En 2018, Trump n’avait pas non plus apprécié l’idée de Macron sur la création d’une armée européenne pour se protéger des Etats-Unis, de la Chine et de la Russie. « Le président Macron vient de suggérer que l’Europe crée sa propre armée afin de se protéger des Etats-Unis, la Chine et la Russie. Très insultant, mais peut-être que l’Europe devrait d’abord payer sa juste part à l’OTAN que les Etats-Unis financent largement », s’indignait Trump en novembre 2018 lors de sa participation en France à la commémoration du centenaire de la fin de la première guerre mondiale.
Le dernier détail à souligner est le désaccord profond entre les deux chefs d’Etat sur les termes utilisés pour dérouler leurs visions du monde.

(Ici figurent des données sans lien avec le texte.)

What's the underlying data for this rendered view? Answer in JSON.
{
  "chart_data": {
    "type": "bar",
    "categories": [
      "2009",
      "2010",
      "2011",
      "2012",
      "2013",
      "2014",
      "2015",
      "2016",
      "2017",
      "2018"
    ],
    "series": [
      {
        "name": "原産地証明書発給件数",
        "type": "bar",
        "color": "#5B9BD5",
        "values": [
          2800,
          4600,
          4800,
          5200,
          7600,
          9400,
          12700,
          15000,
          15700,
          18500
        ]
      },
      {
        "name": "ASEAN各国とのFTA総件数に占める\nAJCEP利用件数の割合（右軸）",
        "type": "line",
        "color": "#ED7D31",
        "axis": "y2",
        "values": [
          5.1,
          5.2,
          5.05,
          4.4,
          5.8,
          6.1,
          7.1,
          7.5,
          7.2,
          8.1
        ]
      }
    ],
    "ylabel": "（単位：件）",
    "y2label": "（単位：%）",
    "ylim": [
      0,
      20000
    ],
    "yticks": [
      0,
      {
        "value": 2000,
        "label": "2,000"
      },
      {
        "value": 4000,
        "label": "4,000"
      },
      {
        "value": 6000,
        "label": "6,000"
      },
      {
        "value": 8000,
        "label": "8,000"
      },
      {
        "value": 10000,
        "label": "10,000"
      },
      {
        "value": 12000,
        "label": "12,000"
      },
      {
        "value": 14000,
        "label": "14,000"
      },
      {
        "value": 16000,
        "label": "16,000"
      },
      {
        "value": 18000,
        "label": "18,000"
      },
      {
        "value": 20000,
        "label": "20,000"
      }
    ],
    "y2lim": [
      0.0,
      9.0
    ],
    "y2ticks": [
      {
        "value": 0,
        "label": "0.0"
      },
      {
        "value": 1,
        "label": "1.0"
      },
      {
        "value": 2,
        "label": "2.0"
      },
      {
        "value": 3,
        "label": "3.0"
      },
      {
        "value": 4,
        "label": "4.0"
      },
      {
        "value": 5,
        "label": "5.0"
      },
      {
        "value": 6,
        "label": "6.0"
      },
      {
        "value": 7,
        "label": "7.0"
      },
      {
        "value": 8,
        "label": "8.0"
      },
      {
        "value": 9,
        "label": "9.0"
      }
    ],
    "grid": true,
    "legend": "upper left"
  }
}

En effet, quand Macron dit que le nationalisme était une trahison du patriotisme, aux Etats-Unis, cette définition ne peut être acceptée par Trump et son administration. « Vous savez ce que je suis ? Je suis un nationaliste », lançait d’ailleurs Trump lors d’un meeting.
A partir de là, les relations entre les deux présidents sont au point mort. Ce qu’il faut surtout comprendre dans la fin de cette lune de miel entre le président français et américain est l’opposition de deux visions du monde. Une (macronienne) inclusive, plus large qui consiste à impliquer tous les acteurs pour faire face aux défis qui sont devant nous et une autre (trumpiste) qui consiste à toujours mettre l’Amérique en avant au détriment des autres nations.
En conséquence, il n’y avait aucune chance que ces deux visions puissent cohabiter longtemps en dépit des énormes tentatives de Macron. Et le fait qu’elles (les deux visions) soient entrées en collision est tout à fait dans l’ordre des choses. Désormais, à quoi faut-il s’attendre ? A une éventuelle normalisation des relations entre les deux pays ou à une radicalisation des positions des deux côtés ? La seconde hypothèse me semble plus probable.
En tout cas, pour celles et ceux qui souhaitaient assister à un véritable rapprochement entre les Etats-Unis et la France, il faudra malheureusement attendre encore quelques années, lorsque Donald Trump cessera d’être président de la première puissance économique du monde.